Why is U.S. Specialty pushing for American Empire to take on the defense of MDG in this case?
U.S. Specialty’s argument hinges on the idea that since MDG is an additional insured under American Empire’s policy with AMB, and the incident may relate to AMB’s roof work, American Empire should be the primary insurer to step in. They’ve pointed to testimony from MDG’s construction manager, which confirms AMB was actively working on the garage at the time of the incident. U.S. Specialty believes this evidence ties the claim to American Empire’s coverage obligations, relieving them of the burden.
What steps did U.S. Specialty take to get American Empire to assume responsibility for defending MDG?
U.S. Specialty made multiple attempts to hand over the defense. They first tendered the defense and indemnification of MDG to American Empire, and later, on May 30, 2025, their attorneys sent a supplemental letter reiterating the request. Despite these efforts, they claim American Empire didn’t respond or take on the defense, leaving U.S. Specialty to cover the costs and handle the legal responsibilities in the meantime.
What specific outcomes is U.S. Specialty seeking from the court in this lawsuit?
U.S. Specialty is asking for a declaratory judgment from the court to confirm that MDG is indeed an additional insured under American Empire’s policy for this specific incident.
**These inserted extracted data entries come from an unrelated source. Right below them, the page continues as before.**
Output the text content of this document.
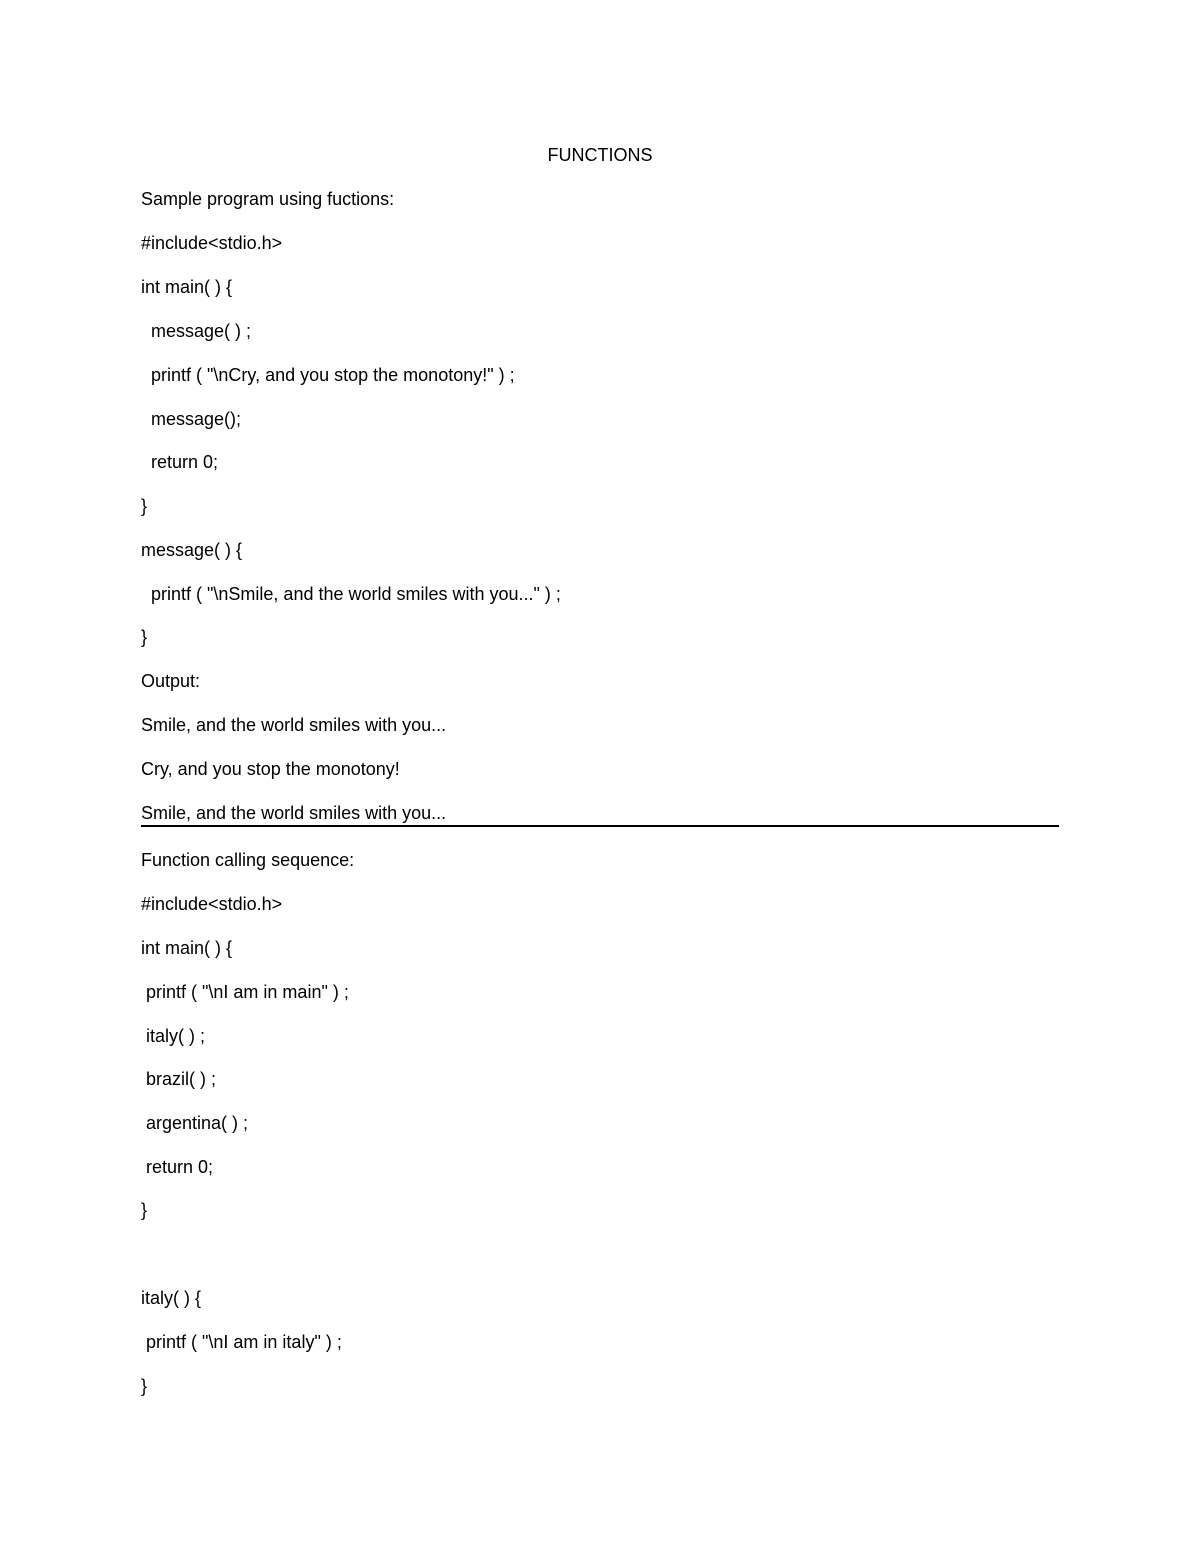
FUNCTIONS
Sample program using fuctions:
#include<stdio.h>
int main( ) {
message( ) ;
printf ( "\nCry, and you stop the monotony!" ) ;
message();
return 0;
}
message( ) {
printf ( "\nSmile, and the world smiles with you..." ) ;
}
Output:
Smile, and the world smiles with you...
Cry, and you stop the monotony!
Smile, and the world smiles with you...
Function calling sequence:
#include<stdio.h>
int main( ) {
printf ( "\nI am in main" ) ;
italy( ) ;
brazil( ) ;
argentina( ) ;
return 0;
}
italy( ) {
printf ( "\nI am in italy" ) ;
}
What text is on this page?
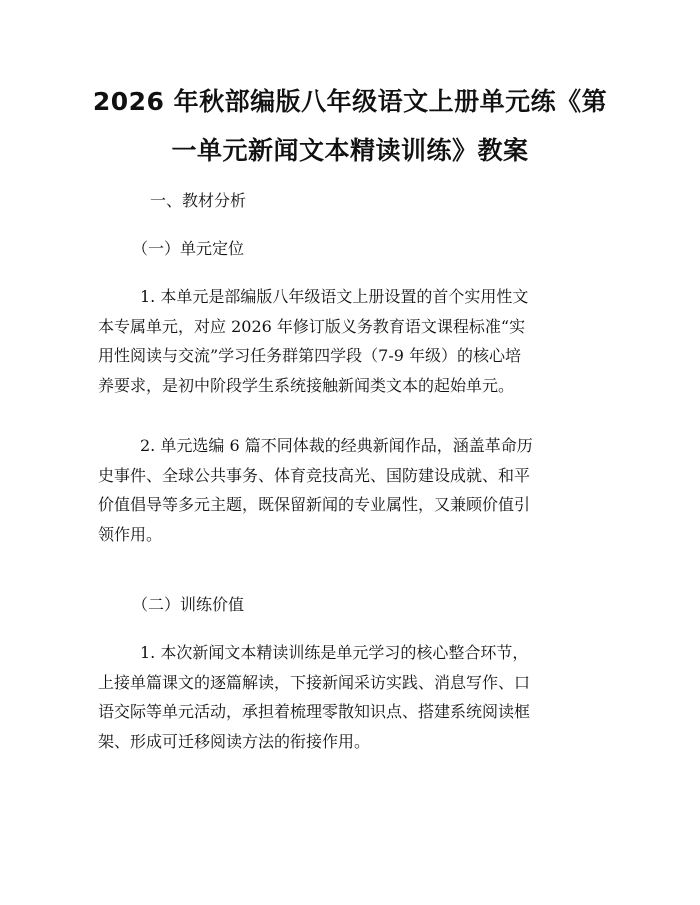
2026 年秋部编版八年级语文上册单元练《第
一单元新闻文本精读训练》教案
一、教材分析
（一）单元定位
1. 本单元是部编版八年级语文上册设置的首个实用性文
本专属单元，对应 2026 年修订版义务教育语文课程标准“实
用性阅读与交流”学习任务群第四学段（7-9 年级）的核心培
养要求，是初中阶段学生系统接触新闻类文本的起始单元。
2. 单元选编 6 篇不同体裁的经典新闻作品，涵盖革命历
史事件、全球公共事务、体育竞技高光、国防建设成就、和平
价值倡导等多元主题，既保留新闻的专业属性，又兼顾价值引
领作用。
（二）训练价值
1. 本次新闻文本精读训练是单元学习的核心整合环节，
上接单篇课文的逐篇解读，下接新闻采访实践、消息写作、口
语交际等单元活动，承担着梳理零散知识点、搭建系统阅读框
架、形成可迁移阅读方法的衔接作用。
They also want the court to rule that American Empire must defend and indemnify MDG on a primary basis, meaning U.S. Specialty can step back. On top of that, they’re seeking reimbursement for all the costs and expenses they’ve incurred defending MDG so far, plus interest on those amounts.
How often do you see disputes like this between insurers in the context of construction projects?
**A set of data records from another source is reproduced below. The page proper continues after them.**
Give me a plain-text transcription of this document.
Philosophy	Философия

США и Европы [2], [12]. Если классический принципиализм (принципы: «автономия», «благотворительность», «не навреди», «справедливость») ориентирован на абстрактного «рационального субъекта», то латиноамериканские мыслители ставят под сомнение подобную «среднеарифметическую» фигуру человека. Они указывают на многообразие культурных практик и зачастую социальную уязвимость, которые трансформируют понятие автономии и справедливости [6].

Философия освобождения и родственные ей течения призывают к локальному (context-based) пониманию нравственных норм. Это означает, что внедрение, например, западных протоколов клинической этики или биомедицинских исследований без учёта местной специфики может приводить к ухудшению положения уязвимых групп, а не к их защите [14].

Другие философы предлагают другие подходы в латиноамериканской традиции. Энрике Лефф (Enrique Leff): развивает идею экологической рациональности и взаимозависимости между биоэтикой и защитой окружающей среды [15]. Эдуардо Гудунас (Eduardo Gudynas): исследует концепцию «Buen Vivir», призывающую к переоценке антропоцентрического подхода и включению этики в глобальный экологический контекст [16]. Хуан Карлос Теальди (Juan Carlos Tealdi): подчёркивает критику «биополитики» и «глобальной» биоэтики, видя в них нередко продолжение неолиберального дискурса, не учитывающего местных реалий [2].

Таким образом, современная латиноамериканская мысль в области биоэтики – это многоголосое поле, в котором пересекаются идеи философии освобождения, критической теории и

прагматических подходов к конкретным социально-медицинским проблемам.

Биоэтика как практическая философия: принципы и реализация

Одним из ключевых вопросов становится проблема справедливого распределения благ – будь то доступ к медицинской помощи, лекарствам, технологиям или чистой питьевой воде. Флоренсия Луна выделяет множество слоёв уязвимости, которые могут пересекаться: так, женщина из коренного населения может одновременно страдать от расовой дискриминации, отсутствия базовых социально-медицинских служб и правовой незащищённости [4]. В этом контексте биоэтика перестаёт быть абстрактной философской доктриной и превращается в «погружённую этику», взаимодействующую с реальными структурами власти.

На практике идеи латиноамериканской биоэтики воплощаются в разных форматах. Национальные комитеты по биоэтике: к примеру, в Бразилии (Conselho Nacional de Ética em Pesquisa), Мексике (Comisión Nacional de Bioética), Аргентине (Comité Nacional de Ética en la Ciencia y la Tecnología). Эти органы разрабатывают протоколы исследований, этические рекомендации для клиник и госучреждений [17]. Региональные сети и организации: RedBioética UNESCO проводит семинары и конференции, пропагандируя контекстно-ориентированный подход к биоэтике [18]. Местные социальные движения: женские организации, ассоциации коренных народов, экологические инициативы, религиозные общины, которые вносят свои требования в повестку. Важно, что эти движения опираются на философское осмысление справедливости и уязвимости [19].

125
These disputes are quite common, unfortunately. Construction projects often involve multiple layers of contractors and subcontractors, each with their own insurance policies, and additional insured provisions can create a lot of gray areas. A typical sticking point is determining whose policy is primary versus excess, or whether the scope of work directly ties to the incident. Misunderstandings or disagreements over policy language and obligations frequently lead to one insurer pointing fingers at another, as we’re seeing here.
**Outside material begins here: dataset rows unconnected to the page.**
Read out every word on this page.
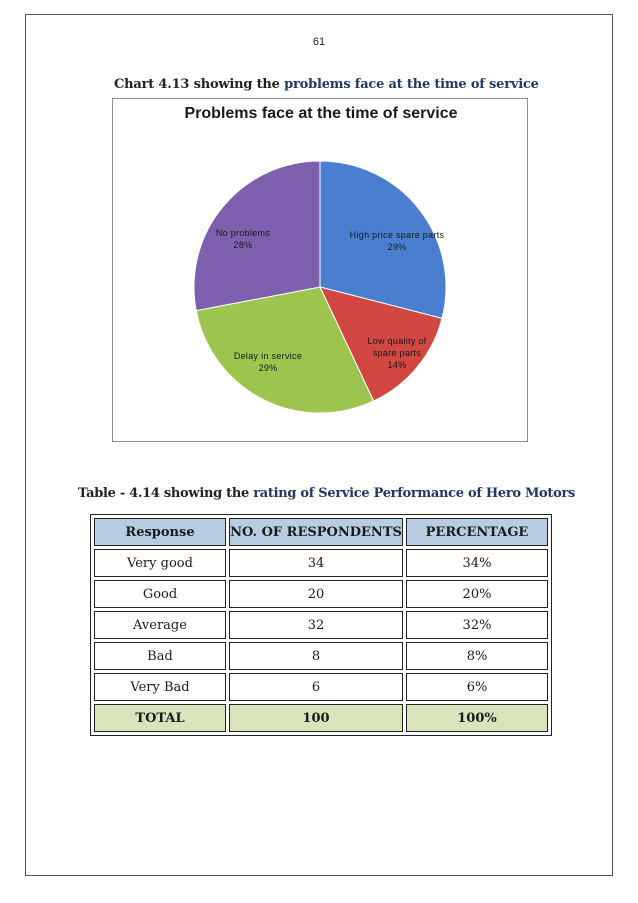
61
Chart 4.13 showing the problems face at the time of service
Problems face at the time of service
High price spare parts
29%
Low quality of spare parts
14%
Delay in service
29%
No problems
28%
Table - 4.14 showing the rating of Service Performance of Hero Motors
Response	NO. OF RESPONDENTS	PERCENTAGE
Very good	34	34%
Good	20	20%
Average	32	32%
Bad	8	8%
Very Bad	6	6%
TOTAL	100	100%
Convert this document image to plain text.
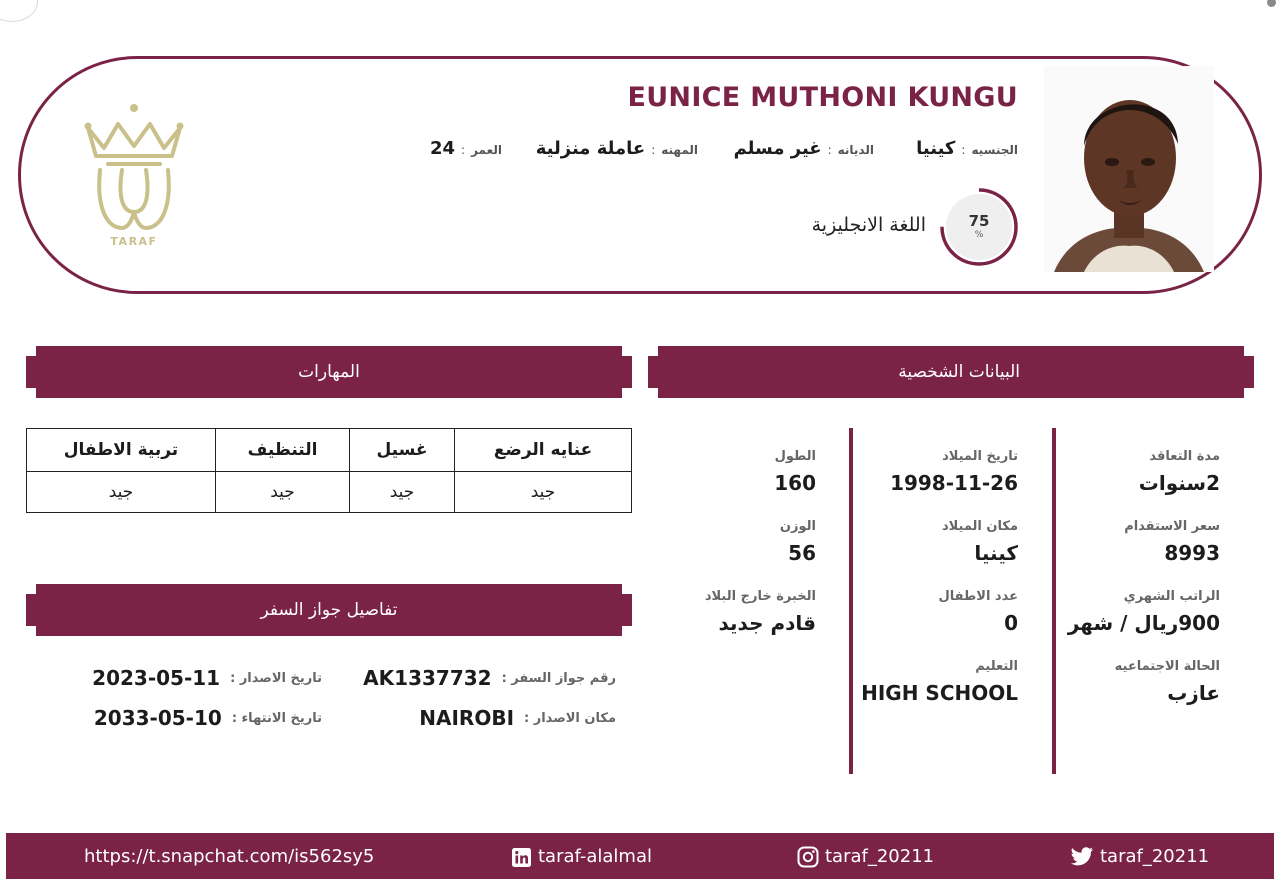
EUNICE MUTHONI KUNGU
الجنسيه
:
كينيا
الديانه
:
غير مسلم
المهنه
:
عاملة منزلية
العمر
:
24
75
%
اللغة الانجليزية
TARAF
البيانات الشخصية
المهارات
تفاصيل جواز السفر
مدة التعاقد
2سنوات
سعر الاستقدام
8993
الراتب الشهري
900ريال / شهر
الحالة الاجتماعيه
عازب
تاريخ الميلاد
1998-11-26
مكان الميلاد
كينيا
عدد الاطفال
0
التعليم
HIGH SCHOOL
الطول
160
الوزن
56
الخبرة خارج البلاد
قادم جديد
عنايه الرضع	غسيل	التنظيف	تربية الاطفال
جيد	جيد	جيد	جيد
رقم جواز السفر :
AK1337732
مكان الاصدار :
NAIROBI
تاريخ الاصدار :
2023-05-11
تاريخ الانتهاء :
2033-05-10
https://t.snapchat.com/is562sy5	taraf-alalmal	taraf_20211	taraf_20211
What challenges or pitfalls often arise with “additional insured” provisions in insurance policies for construction work?
“Additional insured” provisions are a minefield because they’re often not as clear-cut as people assume. One big challenge is the specific wording of the endorsement—does it cover all operations, or just specific tasks? Another issue is proving the connection between the subcontractor’s work and the incident; if it’s ambiguous, insurers can argue over liability. Plus, there’s the practical problem of communication and coordination between insurers, which can delay defense efforts and rack up costs, as seems to have happened in this case.
Looking ahead, what is your forecast for how disputes over additional insured coverage might evolve in the construction and insurance industries?
I think we’re going to see more standardization in policy language as these disputes continue to clog up courts, but that’s a slow process. Technology, like AI-driven risk assessment tools, could help by predicting potential coverage gaps before projects even start, allowing for clearer contracts and endorsements. However, with construction projects becoming more complex and involving more parties, I expect these battles over who pays will persist. Insurers might also push for more mandatory mediation clauses to resolve these issues out of court and save on legal costs. It’s an area ripe for innovation, but change won’t happen overnight.